How the Organized Church Changes, Part 4

In the previous blog Dave Thomas explores how an entity like a church changes from a movement to an institution with a large infrastructure. The infrastructure is created for the sake of efficiency in pursuit of the mission. But over time the infrastructure itself can become a mechanism that changes the mission. How the mission changes is explored in the following by Dave Thomas. (Jon Paulien).

The establishment of organizational infrastructure has three effects. First, it sets itself up in competition for resources that would otherwise have gone to frontline mission. Secondly, it places employees in among the volunteers who then tend to dilute their volunteerism because there are now paid people to do the work. And, thirdly, and most importantly to this paper, the appearance and growth of infrastructure produces and makes available managerial or administrative power to those who have charge of the infrastructure. These three things– competition for resources, the appearance of paid personnel, and the rise of managerial/administrative power– become the elements that affect or determine the future of an organization. While the first two items are important and quite interesting, this paper is going to look only at the third one, the rise of administrative power, for it bears most directly on the subject of unconsidered ecclesiological change.

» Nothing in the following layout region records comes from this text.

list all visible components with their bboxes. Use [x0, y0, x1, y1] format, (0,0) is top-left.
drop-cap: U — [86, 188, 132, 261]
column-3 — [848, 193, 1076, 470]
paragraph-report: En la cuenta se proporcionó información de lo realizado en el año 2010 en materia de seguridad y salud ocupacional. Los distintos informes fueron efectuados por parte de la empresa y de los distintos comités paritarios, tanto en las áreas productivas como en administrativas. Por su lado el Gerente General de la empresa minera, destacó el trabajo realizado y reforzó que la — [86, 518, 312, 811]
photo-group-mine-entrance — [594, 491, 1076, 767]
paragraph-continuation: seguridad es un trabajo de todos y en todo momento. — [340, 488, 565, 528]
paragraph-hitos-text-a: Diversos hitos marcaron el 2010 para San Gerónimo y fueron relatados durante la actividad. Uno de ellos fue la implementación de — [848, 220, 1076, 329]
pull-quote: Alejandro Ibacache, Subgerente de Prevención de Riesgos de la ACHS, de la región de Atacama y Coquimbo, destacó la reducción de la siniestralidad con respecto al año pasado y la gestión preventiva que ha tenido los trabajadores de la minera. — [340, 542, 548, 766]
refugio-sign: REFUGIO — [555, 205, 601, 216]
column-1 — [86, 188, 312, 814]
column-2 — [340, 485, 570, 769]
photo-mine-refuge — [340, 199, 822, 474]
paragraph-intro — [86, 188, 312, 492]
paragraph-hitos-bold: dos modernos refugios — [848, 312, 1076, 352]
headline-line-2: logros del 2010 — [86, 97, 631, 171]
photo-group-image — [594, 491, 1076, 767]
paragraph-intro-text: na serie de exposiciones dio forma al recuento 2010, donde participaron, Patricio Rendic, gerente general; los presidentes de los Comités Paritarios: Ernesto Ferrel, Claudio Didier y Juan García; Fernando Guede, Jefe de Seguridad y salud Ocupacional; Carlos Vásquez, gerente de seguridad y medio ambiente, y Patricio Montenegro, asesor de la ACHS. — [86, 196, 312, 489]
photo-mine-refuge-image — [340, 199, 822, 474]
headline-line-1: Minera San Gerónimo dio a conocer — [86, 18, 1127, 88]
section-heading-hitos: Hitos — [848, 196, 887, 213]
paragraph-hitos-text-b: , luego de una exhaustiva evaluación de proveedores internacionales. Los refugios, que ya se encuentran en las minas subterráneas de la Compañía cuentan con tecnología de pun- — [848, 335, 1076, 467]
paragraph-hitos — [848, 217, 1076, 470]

Probably the best way to delve into this is to observe that, in the early stages of an organization, the leaders who originally articulate the vision have no administrative power. The have only the power of persuasion, exhortation, encouragement, prayer, personal appeal and personal example all of which depend on the voluntary compliance of adherents to achieve their desired ends. Early leaders have to win the goodwill of the people. They have to bring followers to the point of willing consent. But the appearance of infrastructure brings with it a very different dynamic for it introduces and very quickly brings to bear, a new kind of power that is of a different sort. Administrative power is very efficient, it is immediately available to leaders and leaders only, and it operates by something other than persuasion. Administrative power does not necessarily have to concern itself with the voluntary commitments of those who come under its jurisdiction. It has the power of policy and is able to use the prospect of penalty as motivation.

This difference between persuasion power and coercive power is very important to explore. When a charismatic leader encounters a problem, it is time for visitation, persuasion, exhortation, appeal, invitation, prayer, even tears. Early leaders have to rely on this kind of power even though it is not very efficient and may require time and muddling along to achieve its purposes. Its primary strength is that it elicits the willing compliance of adherents. But the emergence of managerial power makes for a very different scenario. Rather than having to expend time and effort trying to persuade, a manager may go directly to policy by way of which compliance or non-compliance can then be determined. After that, decision-making can be rather straightforward, willing compliance or not.

The temptation to use administrative power can be considerable because it offers the prospect of very quick resolution, it is “fair” in that it applies “across the board,” and it usually requires relatively little deliberation so can be applied quickly which means the “problem” is resolved and the organization can get on to other things. When a religious organization is careful to limit the use of managerial power to issues of infrastructure, life can be very good. But when it allows for a generous expansion of the use of managerial power to include also matters that pertain to belief and faith, it likely enters a whole new arena. History shows that the temptation to broaden managerial power expansively is a temptation that is very difficult to resist. In far too many cases, leaders have succumbed quite readily to the temptation to use managerial power to deal with ideological and belief issues. Discrepancies over doctrine and belief and commitment can be very challenging and messy and prolonged in resolution, so administratively powerful leaders face the great temptation of looking at belief issues as management issues that could be settled not by argumentation, discussion, or persuasion but by appealing to policy after which compliance and non-compliance can be measured. After that, the path to resolution can be very short.

When a religious movement accepts or allows this shift to take place broadly, when it allows for matters of faith and belief to be treated as matters of policy and management, at its heart it transitions away from invitation to coercion replacing the power of persuasion with that of requirement. Instead of calling for assent, it calls for compliance and in so doing, overlays voluntary commitment, which is the essence of religion, with an involuntary mandate, something that is inimical to faith. Administrative power does not work by persuasion and invitation but by coercion. It does not work on the inside but from the outside. It works by mandate, able to administer a penalty of some kind for non-compliance. It is the power of state-craft and so is inappropriate at the level of belief. While administrative power is important and useful, it should not, indeed cannot, effectively be used to manage religious commitments and ideas. Being elected to a position of power does not make a person right. It only makes them powerful. Efforts to enforce compliance easily lead to duplicity rather than genuine faith.

One thought on “How the Organized Church Changes, Part 4

  1. Kemboi Chesimet

    “Being elected to a position of power does not make a person right. It only makes them powerful. Efforts to enforce compliance easily lead to duplicity rather than genuine faith.”
    The old men institution that alleges monopoly of wisdom and experience as it promises the young tomorrow leadership! The sagging and inertia movement leadership struggling to maintain its mission and ideals.